EVLİLİK SORUMLULUK GEREKTİREN BİR AKİDDİR
Prof. Dr. Mustafa Uzunpostalcı
Evlilik, evlenmek isteyen bir erkekle bir kadın arasında yapılan bir nikâhla gerçekleşir. Nikâh ise evlenmek isteyenlerin karşılıklı olarak birbirlerine verdikleri bir sözle gerçekleşir.
Böylece nikâh, o zamana kadar iki ayrı dünyada yaşayan kimselerin ortak bir dünya kurmaya karar vermeleri demektir.
Burada verilen söz ise birinin yani erkeğin kuracakları yuvada kadının kocası olmayı, kadının da kocanın karısı olmayı kabul etmeleri anlamına geldiği gibi, ayrıca karşılıklı buna söz vererek kendilerine yüklenen sorumluluğu yerine getirmeyi de üstlenmeleri anlamına gelir.
Burada dikkatimizi şu hususa yönlendirmeliyiz: Aile bir kurum olduğuna ve nikâhla bunun da gerçekleşmiş bulunması sebebiyle kurum içinde yapılacak işlerde bir iş bölümünün olması da gereklidir.
İşte bu noktada bu kurumun sağlıklı bir şekilde yürütülmesi gereği akla gelir. İslâm da bunu değerlendirmiş ve erkeğe aile içinde evin reisi (babası) olma görevi vermiş ve bu konuda ona sorumluluk yüklemiştir.
Bunun anlamı kocanın evde despotluk yapması değil, karşılıklı görüşlere de dikkat ederek evlilik bağına da zarar vermeden aile kurumunun devamını sağlamak ve sağlıklı bir şekilde, yuvayı tehlikelerden uzak bir konumda korumaktır.
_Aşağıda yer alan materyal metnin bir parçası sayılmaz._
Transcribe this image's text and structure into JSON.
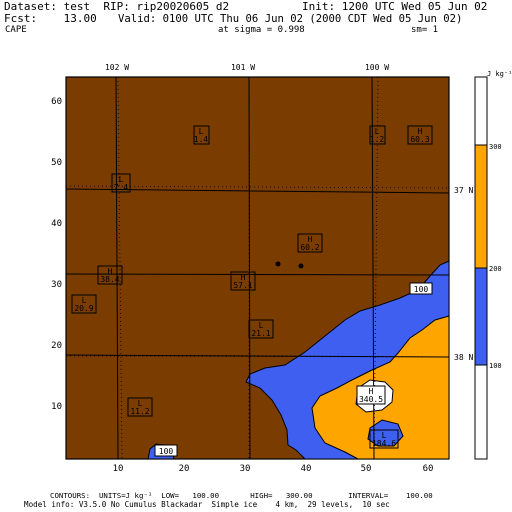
{
  "header": {
    "dataset": "Dataset: test  RIP: rip20020605 d2",
    "init": "Init: 1200 UTC Wed 05 Jun 02",
    "fcst": "Fcst:    13.00",
    "valid": "Valid: 0100 UTC Thu 06 Jun 02 (2000 CDT Wed 05 Jun 02)",
    "field": "CAPE",
    "sigma": "at sigma = 0.998",
    "sm": "sm= 1"
  },
  "longitudes": [
    "102 W",
    "101 W",
    "100 W"
  ],
  "latitudes": [
    "37 N",
    "38 N"
  ],
  "x_ticks": [
    "10",
    "20",
    "30",
    "40",
    "50",
    "60"
  ],
  "y_ticks": [
    "10",
    "20",
    "30",
    "40",
    "50",
    "60"
  ],
  "colorbar": {
    "unit": "J kg⁻¹",
    "labels": [
      "300",
      "200",
      "100"
    ],
    "colors": {
      "low": "#ffffff",
      "mid": "#3f5ff0",
      "high": "#ffa500",
      "top": "#ffffff"
    }
  },
  "colors": {
    "background_field": "#7b3c00",
    "blue_fill": "#3f5ff0",
    "orange_fill": "#ffa500"
  },
  "extrema": [
    {
      "type": "L",
      "value": "1.4"
    },
    {
      "type": "L",
      "value": "1.2"
    },
    {
      "type": "H",
      "value": "60.3"
    },
    {
      "type": "L",
      "value": "7.4"
    },
    {
      "type": "H",
      "value": "60.2"
    },
    {
      "type": "H",
      "value": "38.4"
    },
    {
      "type": "H",
      "value": "57.1"
    },
    {
      "type": "L",
      "value": "20.9"
    },
    {
      "type": "L",
      "value": "21.1"
    },
    {
      "type": "L",
      "value": "11.2"
    },
    {
      "type": "H",
      "value": "340.5"
    },
    {
      "type": "L",
      "value": "184.6"
    }
  ],
  "contour_labels": [
    "100",
    "100"
  ],
  "footer": {
    "line1": "CONTOURS:  UNITS=J kg⁻¹  LOW=   100.00       HIGH=   300.00        INTERVAL=    100.00",
    "line2": "Model info: V3.5.0 No Cumulus Blackadar  Simple ice    4 km,  29 levels,  10 sec"
  }
}
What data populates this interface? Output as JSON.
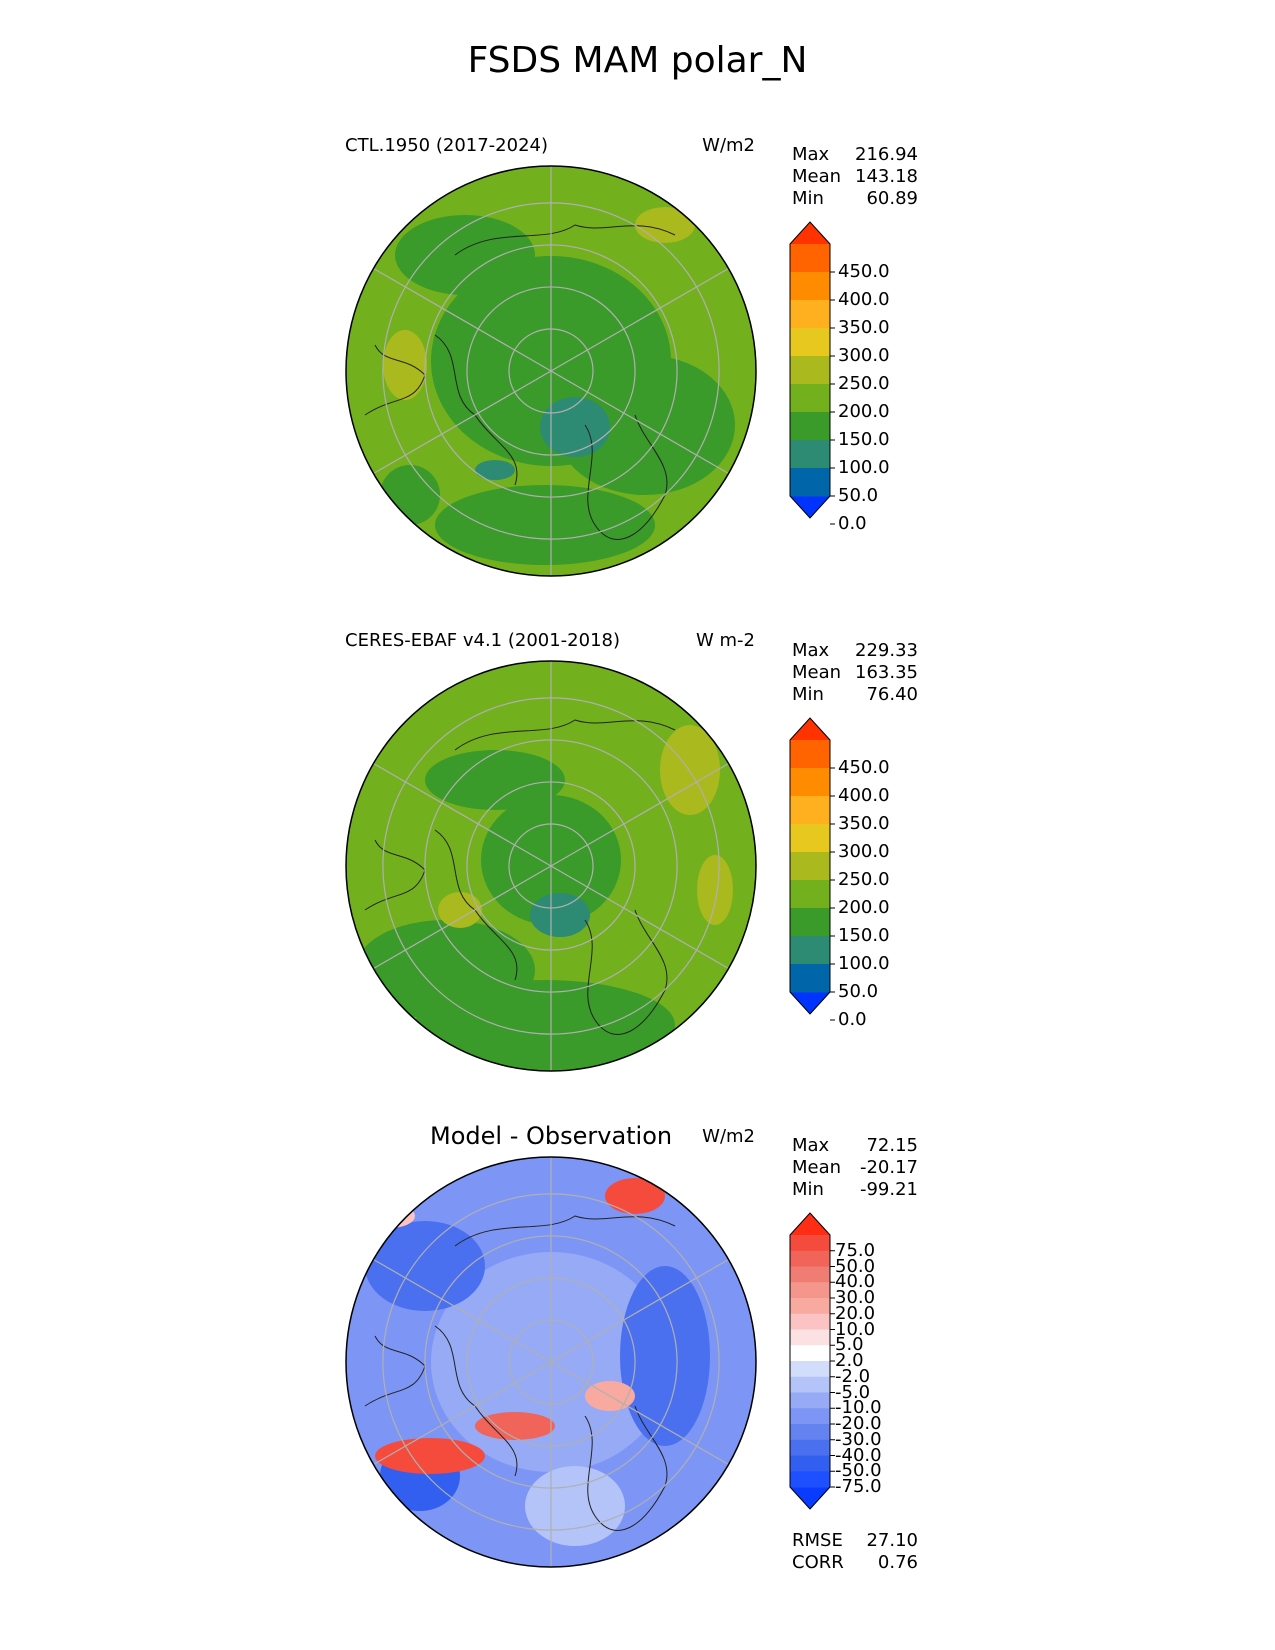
{
  "figure": {
    "title": "FSDS MAM polar_N"
  },
  "panels": [
    {
      "id": "test",
      "title": "CTL.1950 (2017-2024)",
      "units": "W/m2",
      "stats": [
        {
          "label": "Max",
          "value": "216.94"
        },
        {
          "label": "Mean",
          "value": "143.18"
        },
        {
          "label": "Min",
          "value": "60.89"
        }
      ],
      "colorbar": {
        "colors": [
          "#0033ff",
          "#0066aa",
          "#2e8b73",
          "#3a9a2a",
          "#72b01e",
          "#aab91e",
          "#e6c81e",
          "#ffb01e",
          "#ff8c00",
          "#ff6400",
          "#ff3200"
        ],
        "tick_labels": [
          "450.0",
          "400.0",
          "350.0",
          "300.0",
          "250.0",
          "200.0",
          "150.0",
          "100.0",
          "50.0",
          "0.0"
        ]
      }
    },
    {
      "id": "ref",
      "title": "CERES-EBAF v4.1 (2001-2018)",
      "units": "W m-2",
      "stats": [
        {
          "label": "Max",
          "value": "229.33"
        },
        {
          "label": "Mean",
          "value": "163.35"
        },
        {
          "label": "Min",
          "value": "76.40"
        }
      ],
      "colorbar": {
        "colors": [
          "#0033ff",
          "#0066aa",
          "#2e8b73",
          "#3a9a2a",
          "#72b01e",
          "#aab91e",
          "#e6c81e",
          "#ffb01e",
          "#ff8c00",
          "#ff6400",
          "#ff3200"
        ],
        "tick_labels": [
          "450.0",
          "400.0",
          "350.0",
          "300.0",
          "250.0",
          "200.0",
          "150.0",
          "100.0",
          "50.0",
          "0.0"
        ]
      }
    },
    {
      "id": "diff",
      "title": "Model - Observation",
      "units": "W/m2",
      "stats": [
        {
          "label": "Max",
          "value": "72.15"
        },
        {
          "label": "Mean",
          "value": "-20.17"
        },
        {
          "label": "Min",
          "value": "-99.21"
        }
      ],
      "extra_stats": [
        {
          "label": "RMSE",
          "value": "27.10"
        },
        {
          "label": "CORR",
          "value": "0.76"
        }
      ],
      "colorbar": {
        "colors": [
          "#0a3cff",
          "#1e50ff",
          "#325ff0",
          "#4a70f0",
          "#6482f0",
          "#7d96f5",
          "#96aaf5",
          "#b4c3f8",
          "#d2dcfb",
          "#ffffff",
          "#fbe1e1",
          "#fbc3c3",
          "#f8aaa0",
          "#f5968c",
          "#f07d73",
          "#f0645a",
          "#f54b3c",
          "#ff2d14"
        ],
        "tick_labels": [
          "75.0",
          "50.0",
          "40.0",
          "30.0",
          "20.0",
          "10.0",
          "5.0",
          "2.0",
          "-2.0",
          "-5.0",
          "-10.0",
          "-20.0",
          "-30.0",
          "-40.0",
          "-50.0",
          "-75.0"
        ]
      }
    }
  ],
  "chart_data": [
    {
      "type": "heatmap",
      "projection": "north polar stereographic",
      "title": "CTL.1950 (2017-2024)",
      "units": "W/m2",
      "levels": [
        0,
        50,
        100,
        150,
        200,
        250,
        300,
        350,
        400,
        450
      ],
      "extend": "both",
      "stats": {
        "max": 216.94,
        "mean": 143.18,
        "min": 60.89
      },
      "field_description_levels": {
        "dominant_range": [
          150,
          200
        ],
        "arctic_ocean_range": [
          100,
          150
        ],
        "min_region_range": [
          50,
          100
        ]
      }
    },
    {
      "type": "heatmap",
      "projection": "north polar stereographic",
      "title": "CERES-EBAF v4.1 (2001-2018)",
      "units": "W m-2",
      "levels": [
        0,
        50,
        100,
        150,
        200,
        250,
        300,
        350,
        400,
        450
      ],
      "extend": "both",
      "stats": {
        "max": 229.33,
        "mean": 163.35,
        "min": 76.4
      }
    },
    {
      "type": "heatmap",
      "projection": "north polar stereographic",
      "title": "Model - Observation",
      "units": "W/m2",
      "levels": [
        -75,
        -50,
        -40,
        -30,
        -20,
        -10,
        -5,
        -2,
        2,
        5,
        10,
        20,
        30,
        40,
        50,
        75
      ],
      "extend": "both",
      "stats": {
        "max": 72.15,
        "mean": -20.17,
        "min": -99.21,
        "rmse": 27.1,
        "corr": 0.76
      }
    }
  ]
}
Koca genel olarak evin ihtiyacını ve geçimini temin edebilmek için dışarıda çalışarak evin maişetini temin etmeye çalışırken, hanım da evin ihtiyaçlarını göz önünde bulundurarak her şeyi yerli yerinde değerlendirmek gibi bir sorumluluğu üstlenmiş bulunmaktadır.
Şunu rahatlıkla söyleyebiliriz: Sorumluluk gereken bu işleri yürütmeye çalışan evin erkeği ve kadını aynı zamanda bir takım fedakârlıkla da karşı karşıya kalabilirler.
Buna göre ailenin işlerini üstlenen bu kişiler hem sorumluluk bilincinde olmalı ve hem de yeri gelince her türlü fedakârlıkta bulunmayı peşinen kabul etmelidirler. Aksi halde aile kurumunun sağlıklı yürümesi imkânsızlaşır.
Şüphesiz aile hayatının devamı sadece tek taraflı fedakârlıkla sağlanamaz. Bu sebeple karı kocasının, koca da karısının bazı şeylerini hoş görmelidir. Hatta yerine göre koca ev işlerinde karısına yardım bile yapmalıdır. Nitekim Hz. Peygamber (as.) kendi eşlerinden ihtiyaç duyanlarına ev işlerinde yardım etmiştir. Günün ekseriyetini evde geçirmeye mecbur kalan bir kadının bazı sıkıntılarını atabilmesi kocasından göreceği yakınlığa bağlı olabilir. Bu sebeple de bu gibi hususlar göz ardı edilmemelidir.
Ayrıca koca karısını kötülememeli, onu dövmemeli, hakkında suizanda bulunmamalı ve onun sırlarını başkalarına söylememelidir. Tabii aynı husus karı için de geçerlidir.
Birbirlerinin sırlarını ifşa eden kimseler değil, birbirlerinin sırdaşı olan kimseler olmalıdırlar.